Surrounded by sympathetic abolitionists who questioned Lincoln’s commitment to the antislavery cause, and sycophantic hangers-on who promoted Frémont for president, Jessie held tight to her ambition to occupy the White House. She corresponded with congressmen who made pro-Frémont speeches; she protested against “our own political chiefs,” especially the Blairs, and blamed the sluggish course of the war on the “unfaithful watchmen at Washington.” After Indiana congressman George Julian praised her husband,
Jessie hounded Horace Greeley, the publisher of the New York Tribune, until he reprinted the speech.

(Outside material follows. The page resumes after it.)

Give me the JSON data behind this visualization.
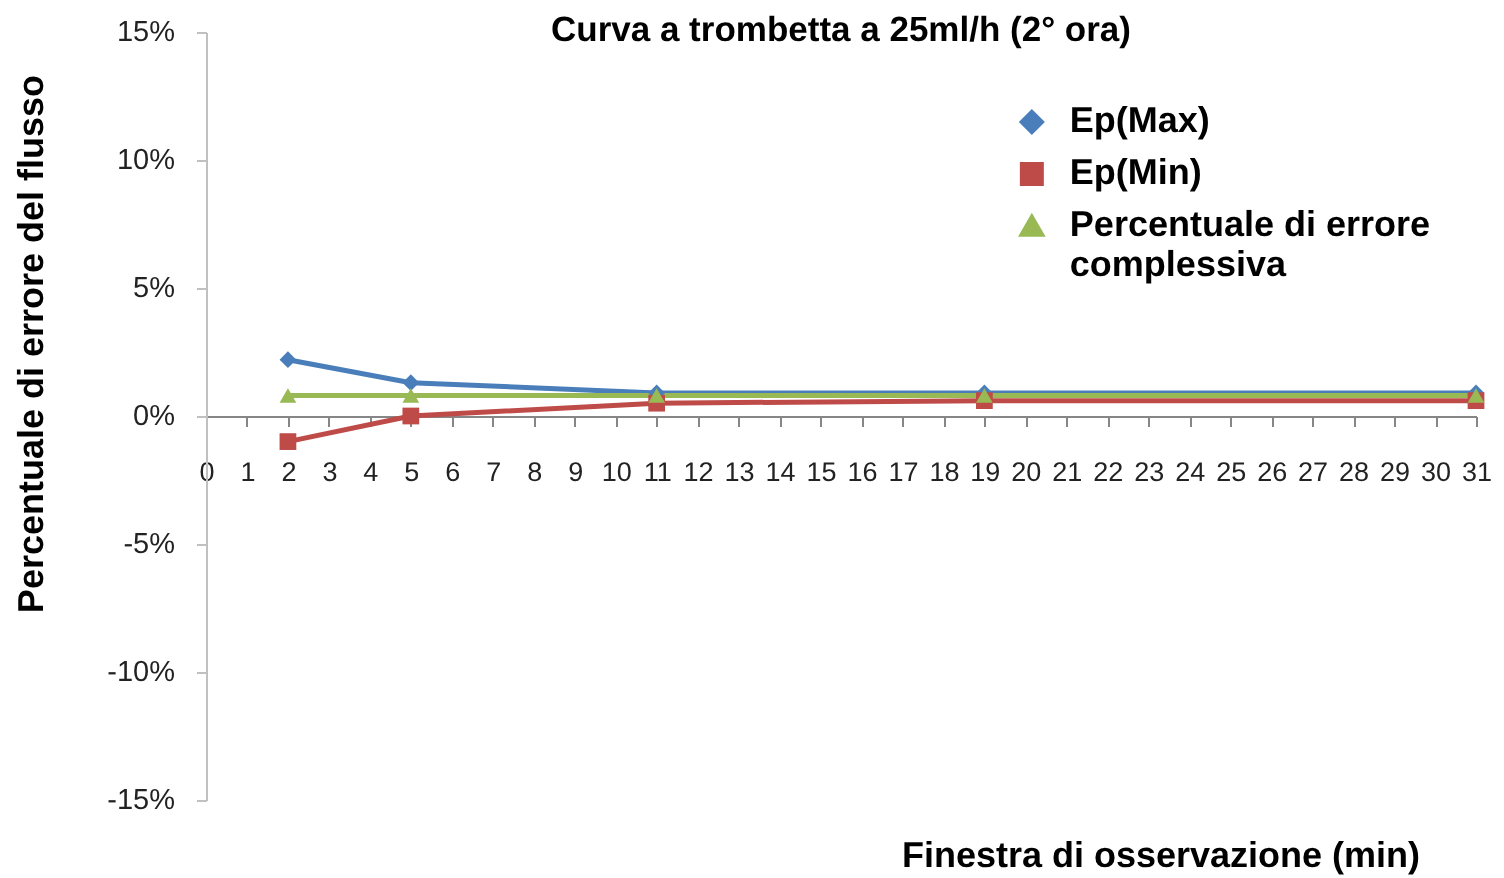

To like-minded friends Jessie railed against Washington’s refusal to give her husband a command: “The Govt. is simply irresponsible. Thank Heaven & the Constitution that limits them to four years, & more than two are over now,” and she sneered at Lincoln’s “sly slimy nature.” John’s situation was awkward—he was still in the military and he and six of his senior staff had been drawing a salary while doing nothing for sixteen months, hoping for reassignment to an army command. Frémont couldn’t run for president on that record: “On this showing the General is unwilling to stand before the country,” Jessie explained to a friend in Congress as she lobbied for a job for her husband, complaining, “I’m tired of the bad behavior of the people down there.” And for the record, she added: “Of the General’s pay not one farthing goes to private use . . . it goes to a fund we set aside for our part in relieving the suffering caused by the war.” But all of her pleading was of no use. Lincoln wasn’t about to appoint a general who was not only incompetent in the field but also a potential political enemy.
Jessie herself was still in demand. She declined an invitation from Elizabeth Cady Stanton to “preside at your meeting of the 21st of May,” when the Women’s National Loyal League was established, but sent the organization fifty dollars. After spending the summer of 1863 at the beach in Massachusetts, where she formed close friendships with the families of writers John Greenleaf Whittier and Henry Wadsworth Longfellow (Longfellow’s take: “Mrs. Frémont is next door to us, which is very pleasant”), she threw herself into any activity where she could be seen sustaining the Union.